The growing number of national, international and state data privacy regulations show just how serious protecting PII is. To achieve compliance, businesses must have a firm understanding of the laws and requirements governing PII.
To assist with this, in 1998, the U.S. Federal Trade Commission (FTC) published a report containing essential data privacy principles for the Internet age. While the digital world has come a long way since then, these standards are still relevant today. Businesses should adopt them as a foundation for safeguarding PII.
- Notice: This is about informing consumers – for example, visitors to a website – about the data that could be collected from them, and how it will be used. Notice is integral to transparency and data ethics. It is a consumer’s right to know that their data is being stored, analyzed and shared.
- Consent: It is unlawful to use personal information without consent. This stage involves giving consumers a choice about how their data may be used. To be truly transparent and ensure proactive consent, we advocate using an opt-in form.
- Access: Consumers should be granted the ability to access, edit and delete organizations’ information about them.
- Security: PII should be safeguarded with appropriate security protocols, to prevent mishandling, loss or theft.
Safeguarding PII with a data protection framework
With data breaches on the rise, and costing an average of $8.64 million each, protecting PII must be a top priority for businesses. But, as the stakes to secure data get higher, the increasing amount of enterprise cloud applications is creating an ever-growing surface area. This means securing PII is trickier than ever before.
It’s therefore paramount that organizations put in place a robust data protection framework, which is a structured set of policies for protecting sensitive data like PII. It helps define what sensitive information is, and how to implement data privacy controls to safeguard it.
The main elements of a data protection framework are:
- Data classification
Data classification is the practice of categorizing enterprise data by its type, sensitivity, and metadata, as well as its perceived value to the organization. By organizing data on such parameters, it allows organizations to:
- Mitigate risk in case data is altered, deleted, or stolen
- Comply with industry standards such as the HIPAA, DSS, or the EU’s GDPR
- Implement data access controls and come up with data protection policies
- Improve visibility and control over the vast amount of stored and produced
For a more detailed explanation of data classification, read our guide here.
2. Privacy Impact Assessment (PIA)
PIAs are an evaluation of how PII is being gathered, processed, shared and stored. These reports are an important part of demonstrating compliance for regulations like GDPR, in cases where operations extend to Europe. PIAs should be carried out on an ongoing basis, to ensure that personal data is being used ethically throughout its lifecycle.
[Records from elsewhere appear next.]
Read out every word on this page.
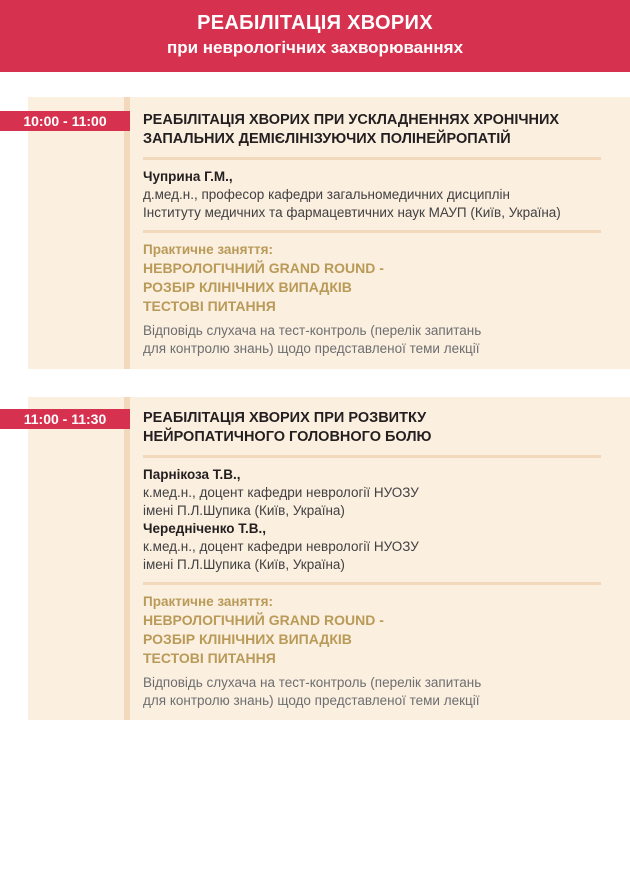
РЕАБІЛІТАЦІЯ ХВОРИХ
при неврологічних захворюваннях
10:00 - 11:00	РЕАБІЛІТАЦІЯ ХВОРИХ ПРИ УСКЛАДНЕННЯХ ХРОНІЧНИХ
ЗАПАЛЬНИХ ДЕМІЄЛІНІЗУЮЧИХ ПОЛІНЕЙРОПАТІЙ
Чуприна Г.М.,
д.мед.н., професор кафедри загальномедичних дисциплін
Інституту медичних та фармацевтичних наук МАУП (Київ, Україна)
Практичне заняття:
НЕВРОЛОГІЧНИЙ GRAND ROUND -
РОЗБІР КЛІНІЧНИХ ВИПАДКІВ
ТЕСТОВІ ПИТАННЯ
Відповідь слухача на тест-контроль (перелік запитань
для контролю знань) щодо представленої теми лекції
11:00 - 11:30	РЕАБІЛІТАЦІЯ ХВОРИХ ПРИ РОЗВИТКУ
НЕЙРОПАТИЧНОГО ГОЛОВНОГО БОЛЮ
Парнікоза Т.В.,
к.мед.н., доцент кафедри неврології НУОЗУ
імені П.Л.Шупика (Київ, Україна)
Чередніченко Т.В.,
к.мед.н., доцент кафедри неврології НУОЗУ
імені П.Л.Шупика (Київ, Україна)
Практичне заняття:
НЕВРОЛОГІЧНИЙ GRAND ROUND -
РОЗБІР КЛІНІЧНИХ ВИПАДКІВ
ТЕСТОВІ ПИТАННЯ
Відповідь слухача на тест-контроль (перелік запитань
для контролю знань) щодо представленої теми лекції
3. Implementation of security controls
Security controls go a step beyond categorization and assessment to proactively secure the PII that organizations hold. In the remote working world, it’s no longer enough to focus on network security alone. Instead, organizations should take a data-centric approach that includes the following solutions:
- Data masking techniques – such as data encryption – act as a lock around sensitive data like PII, ensuring that it can only be accessed by users who have the key.
- Data loss prevention (DLP) is a comprehensive suite of technologies that helps to monitor and protect PII as it moves within the organization’s infrastructure, cloud applications and servers. In conjunction with data classification policies, DLP remediates threats to sensitive data. For example, if a user attempts to send PII to a third-party on an app like Slack, DLP will automatically redact it in real-time, preventing a data breach.
- A zero-trust approach to security is a framework for preventing breaches, by giving employees and third-parties access to only the information they need to do their jobs, and nothing more. It’s the idea that no one can be trusted when it comes to data security. This approach reduces the likelihood of a data breach via human error, or through stolen credentials. Forward-thinking DLP solutions incorporate zero-trust principles into their models.